Elliot Sander, the MTA’s first CEO and Executive Director, has a tough job right now. He’s supposed to be wielding the power once left to the chairman of the MTA’s board, and he’s supposed to be guiding a beleaguered public-benefit corporation through some very tough economic times.
While I think Sander has done an admirable job, he has steered something of a bumpy ship. In a very well done piece in today’s Times, transit beat writer William Neuman analyzes Sander’s tenure. The transportation expert-turned-MTA head has his supporters, and while his detractors are rather guarded in their words, they’re still there, assessing his every move.
When Mr. Sander took over the authority in January 2007, he became the first executive director to take full advantage of the expanded powers. But Mr. Sander’s position is also something of an unwieldy hybrid: he has much of the power once held by the chairman but not the broad sway and job security that comes with a fixed term and a vote on the board.
Though Mr. Sander is an employee of the board, he serves at the behest of the governor and can be removed at any time. And the governor he serves today is not the one who appointed him: his friend, Gov. Eliot Spitzer, who resigned earlier this year in disgrace. Though Mr. Sander says he has a strong relationship with Mr. Spitzer’s replacement, Gov. David A. Paterson, the two are clearly not as close.
Richard L. Brodsky, a Westchester assemblyman who helped lead the push for the 2005 change in the authority’s structure, now worries that it was a mistake. Having no fixed term, he says, might undercut Mr. Sander’s ability to make demands of the governor, who is struggling to close his own widening budget shortfall.
“Lee has been a very good C.E.O.-slash-executive director at a time when that was needed to get the M.T.A. functioning again,” Mr. Brodsky said. “But it also needed a 400-pound gorilla who didn’t need the job and could say ‘No’ to governors, and I don’t think Lee ever thought of himself as having that job.”
Neuman’s article goes on to touch upon some of the ammunition Sander’s critics have used against them. He took a significant pay raise a time when the MTA’s finances were in shambles. He promised service increases and then had to roll them back a few weeks later. His State of the MTA speech, while appropriately grand, has approximately no chance of becoming a reality.
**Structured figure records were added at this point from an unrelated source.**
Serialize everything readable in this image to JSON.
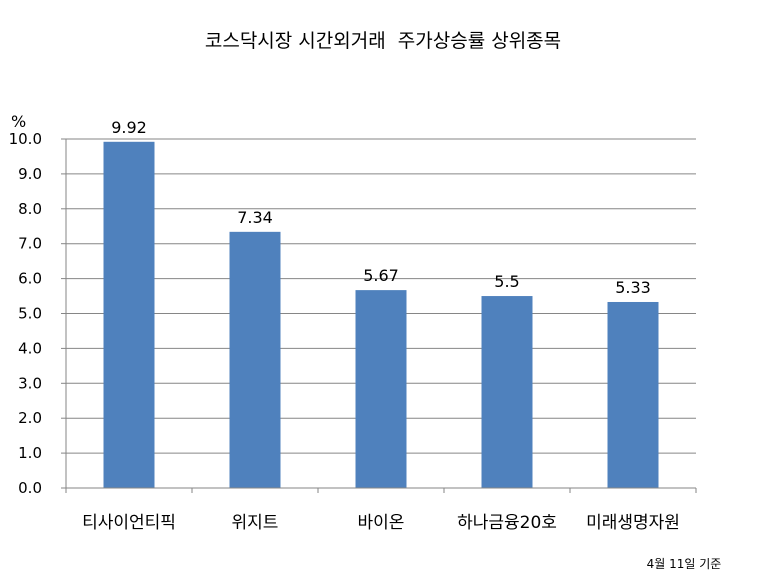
{
  "chart_data": {
    "type": "bar",
    "title": "코스닥시장 시간외거래  주가상승률 상위종목",
    "ylabel": "%",
    "ylim": [
      0,
      10
    ],
    "yticks": [
      "0.0",
      "1.0",
      "2.0",
      "3.0",
      "4.0",
      "5.0",
      "6.0",
      "7.0",
      "8.0",
      "9.0",
      "10.0"
    ],
    "categories": [
      "티사이언티픽",
      "위지트",
      "바이온",
      "하나금융20호",
      "미래생명자원"
    ],
    "values": [
      9.92,
      7.34,
      5.67,
      5.5,
      5.33
    ],
    "data_labels": [
      "9.92",
      "7.34",
      "5.67",
      "5.5",
      "5.33"
    ],
    "bar_color": "#4f81bd",
    "grid": true,
    "legend": "none",
    "note": "4월 11일 기준"
  }
}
In the end, I give Sander a good grade for his effort. He’s overseen the agency through some of its toughest fiscal times while ensuring that the trains continue to run and that service levels remain the same. While there’s trouble brewing on the financial horizon for the MTA, for now, Sander remains the man for the job. He has the expertise and political support to see the MTA through some dark days.